Vanessa & Virginia is a fictional account of the lives of the sisters Vanessa Bell and Virginia Woolf and it captures the period from their childhood up until adulthood and Virginia's death. I think having a vague understanding of knowledge of the background to the sister's lives was helpful in reading and enjoying this book but certainly not essential. I think the author has created a beautiful stand alone story of the lives of two sisters - loving companions but also rivals in their creative and personal lives. The fact that the story focuses on two such famous and interesting people is a bonus for me!

Susan Sellers' writing style and descriptions are divine - from the beginning of the story I was hooked and I had entered the world of the characters completely. I find this an amazing skill that some writers have - to make me care about what is happening within the story - to care about the outcome. I thought it was particularly clever in this situation when the story and the lives of the characters are so well known to many.

I could open any page of this novel and quote a beautiful, lyrical passage - I found the way the author paralleled her writing style with the creative pursuits of Vanessa and Virginia wonderful;

The frame of a window, blue paint blistering in the Mediterranean sun. I am arrested, dazzled by colour, the cascading searlet of a pot of hibiscus, the glaring whitewash of a wall. It is as if the colours, first separately, then collectively, strike a series of notes that sets up a resonating chord in me. I am impelled to paint it.

An amazing book in both content and structure and one that has only made me want to continue my Woolf reading even further.

February 20, 2010

The Girl With Glass Feet - Ali Shaw


When I saw that The Girl With Glass Feet was the second book in the Not The TV Book Group's reading schedule I quickly got online and ordered my copy from the UK. The description of the book sounded tantalising and both covers were gorgeous (I ended up choosing the cover pictured). Discussion about this book is taking place today over at Simon's Blog.

The Girl With Glass Feet refers to the main female character of the book, Ida MacLaird. A young woman from the mainland who, after a brief trip to the islands of St Hauda's Land and a chance encounter with a reclusive resident of the island finds that her feet are quite literally turning to glass - glass that is slowly but surely beginning to transform her whole body. Ida makes the trip back to the islands to seek a cure for the glass transformation and it is then that she meets Midas Crook - a man who has isolated himself quite effectively from almost all human contact apart from his widowed best friend and his young daughter.

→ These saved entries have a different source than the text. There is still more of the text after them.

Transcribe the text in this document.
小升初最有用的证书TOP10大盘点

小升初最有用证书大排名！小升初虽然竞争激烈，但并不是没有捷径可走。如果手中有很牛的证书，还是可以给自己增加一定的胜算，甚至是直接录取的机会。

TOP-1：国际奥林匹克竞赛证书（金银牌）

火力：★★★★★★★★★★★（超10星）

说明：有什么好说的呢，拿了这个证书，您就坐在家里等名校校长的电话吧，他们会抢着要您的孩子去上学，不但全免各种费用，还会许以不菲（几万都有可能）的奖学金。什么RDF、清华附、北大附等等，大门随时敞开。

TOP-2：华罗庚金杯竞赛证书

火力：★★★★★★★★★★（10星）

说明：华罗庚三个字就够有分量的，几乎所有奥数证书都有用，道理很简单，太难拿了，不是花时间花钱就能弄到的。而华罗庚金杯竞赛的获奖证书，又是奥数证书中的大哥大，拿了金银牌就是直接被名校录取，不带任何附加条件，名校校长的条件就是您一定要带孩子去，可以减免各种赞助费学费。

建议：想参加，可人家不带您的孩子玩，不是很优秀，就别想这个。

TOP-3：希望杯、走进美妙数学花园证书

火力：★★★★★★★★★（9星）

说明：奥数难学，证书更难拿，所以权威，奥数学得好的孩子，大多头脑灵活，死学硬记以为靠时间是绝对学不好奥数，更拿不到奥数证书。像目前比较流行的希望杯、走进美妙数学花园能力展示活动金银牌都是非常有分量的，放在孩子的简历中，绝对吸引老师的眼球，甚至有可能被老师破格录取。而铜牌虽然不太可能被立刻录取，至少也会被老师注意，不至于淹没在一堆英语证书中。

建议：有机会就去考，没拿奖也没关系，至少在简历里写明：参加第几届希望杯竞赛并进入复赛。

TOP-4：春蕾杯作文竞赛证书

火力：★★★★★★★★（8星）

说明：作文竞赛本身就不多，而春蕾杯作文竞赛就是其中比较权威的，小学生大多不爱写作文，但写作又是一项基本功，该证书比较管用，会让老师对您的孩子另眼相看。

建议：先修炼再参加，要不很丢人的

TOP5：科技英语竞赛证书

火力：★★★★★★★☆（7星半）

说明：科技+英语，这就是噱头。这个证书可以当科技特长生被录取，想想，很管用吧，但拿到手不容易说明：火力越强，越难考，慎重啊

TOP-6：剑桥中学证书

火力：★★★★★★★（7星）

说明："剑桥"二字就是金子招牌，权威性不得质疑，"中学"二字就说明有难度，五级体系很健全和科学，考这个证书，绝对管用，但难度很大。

I really, really wanted to like this book but (and I'm sure you can see where this is headed!) I really did not like it. I felt some of the writing was glorious and the concept of the story itself was whimsical and moving in so many ways but I am afraid I just did not connect with the main characters at all. Ida's and Midas's back stories were certainly fleshed out and described in a lot of detail but I felt that detail actually swamped the story that was taking place in present time to the point where it was hard to focus on the author's intent. I also felt there were too many characters jumping into the story at different times - I found it difficult to focus on what was important and what was window dressing.

Unfortunately this just wasn't the book for me at this time but I can definitely appreciate the imagination and thought that went into creating the story.